We have presented music from the pacifists and the Germans as well as some neglected gems that have, as far as I know, never been recorded. We performed it in a wooden studio with very little separation, gathered together as musicians would have gathered around an Edwardian recording horn.
And can we get a review, or a mention in a newspaper?
Classical editors tell me it’s jazz. Jazz editors tell me it’s classical.
Aside from works by Eric Coates, Cecil Forsyth and Herbert Ivey, all of whom are considered classical, we use such authentic instruments as a steel stringed guitar (a Gibson L-4 from 1911, especially designed to be heard without electronic amplification), an accordion and saxophone, not to mention a violin, cello, harp and flute.
The BBC Concert Orchestra often includes a guitar and drums in their lineup. Weill’s Mahagonny rejoices in banjo, steel guitar and woodblock, and Golden Age Broadway shows are now proudly presented by the likes of the ENO…to protest at their being included in a classical session is ridiculous.
But somehow we have fallen between two genres.
The 1910s was a time when new recording technologies caused a sudden flowering and cross-pollination of many musical trends.
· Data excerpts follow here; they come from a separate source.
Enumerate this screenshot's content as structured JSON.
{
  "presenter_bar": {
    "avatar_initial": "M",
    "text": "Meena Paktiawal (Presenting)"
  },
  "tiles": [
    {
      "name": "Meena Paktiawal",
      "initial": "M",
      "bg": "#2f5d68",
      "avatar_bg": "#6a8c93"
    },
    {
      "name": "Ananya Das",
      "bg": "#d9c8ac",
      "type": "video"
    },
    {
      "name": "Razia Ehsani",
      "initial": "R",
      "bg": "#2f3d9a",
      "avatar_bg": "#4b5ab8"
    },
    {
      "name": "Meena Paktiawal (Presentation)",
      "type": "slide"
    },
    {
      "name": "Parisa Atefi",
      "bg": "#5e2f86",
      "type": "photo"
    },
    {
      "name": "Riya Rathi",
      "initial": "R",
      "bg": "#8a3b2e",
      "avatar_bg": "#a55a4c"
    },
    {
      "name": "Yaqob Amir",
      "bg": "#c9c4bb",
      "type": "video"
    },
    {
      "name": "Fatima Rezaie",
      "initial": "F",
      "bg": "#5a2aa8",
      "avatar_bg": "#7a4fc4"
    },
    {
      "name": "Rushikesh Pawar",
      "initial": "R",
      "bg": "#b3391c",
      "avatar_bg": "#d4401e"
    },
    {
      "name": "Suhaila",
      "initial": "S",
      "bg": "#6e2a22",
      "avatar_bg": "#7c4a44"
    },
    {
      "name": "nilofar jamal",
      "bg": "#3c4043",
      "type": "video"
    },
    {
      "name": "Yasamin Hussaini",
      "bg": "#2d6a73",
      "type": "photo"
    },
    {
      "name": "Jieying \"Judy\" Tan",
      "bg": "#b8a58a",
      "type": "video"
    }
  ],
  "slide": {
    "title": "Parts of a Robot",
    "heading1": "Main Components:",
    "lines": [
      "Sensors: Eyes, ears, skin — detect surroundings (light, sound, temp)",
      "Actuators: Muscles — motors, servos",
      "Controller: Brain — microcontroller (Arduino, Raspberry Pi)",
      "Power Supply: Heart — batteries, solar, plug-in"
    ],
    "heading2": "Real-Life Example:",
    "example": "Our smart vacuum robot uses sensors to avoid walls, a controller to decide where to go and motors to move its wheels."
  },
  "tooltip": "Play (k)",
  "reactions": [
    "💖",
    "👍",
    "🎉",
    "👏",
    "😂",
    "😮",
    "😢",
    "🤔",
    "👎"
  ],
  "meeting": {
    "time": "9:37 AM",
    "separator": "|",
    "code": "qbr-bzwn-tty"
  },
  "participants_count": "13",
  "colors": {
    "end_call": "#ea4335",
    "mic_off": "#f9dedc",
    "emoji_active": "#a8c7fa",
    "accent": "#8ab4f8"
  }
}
Parlours, Thé-chantants and dansants, recital halls and theatres burst with new ideas. There were no microphones, so ‘classical’ technique was essential. Jazz-style improvisation had yet to come. It’s perhaps unfortunate that the songs produced at the time proved so popular, as it’s the revivals that people associate with it, not the source. If You were the Only Girl in the World brings to mind the Good Old Days and pub singalongs, because nobody listens past the scratches in an old record to hear how it originally sounded.
Our 1910s bands, Ragtime Parlour and the Versatility Serenaders have performed at Orchestral “Lates”, museums and festivals, but always, always the categorisation issue crops up, as does our lack of representation by an agent. Parameters are narrow, and getting narrower, conversely, as music genres splinter and fan outward in new directions that defy classification. We joke that people like the Dolmetsch family were dismissed as cranks, and we see our Edwardian research as a new Period Performance category that just isn’t recognised yet.
I knew a feisty old fellow who had an independent record shop in the nineties, and gleefully put Emma Kirkby’s CDs in “Easy Listening”. People are entirely entitled to their opinions.
But Hell, if Purcell’s Bawdy catches, with titles like As Roger Last Night to Jenny Lay Close or Full Bags, a Brisk Bottle are happily reviewed by the arbiters of taste in the classical world, why not The Rose of No-Man’s Land?
What do I have to do to get a review?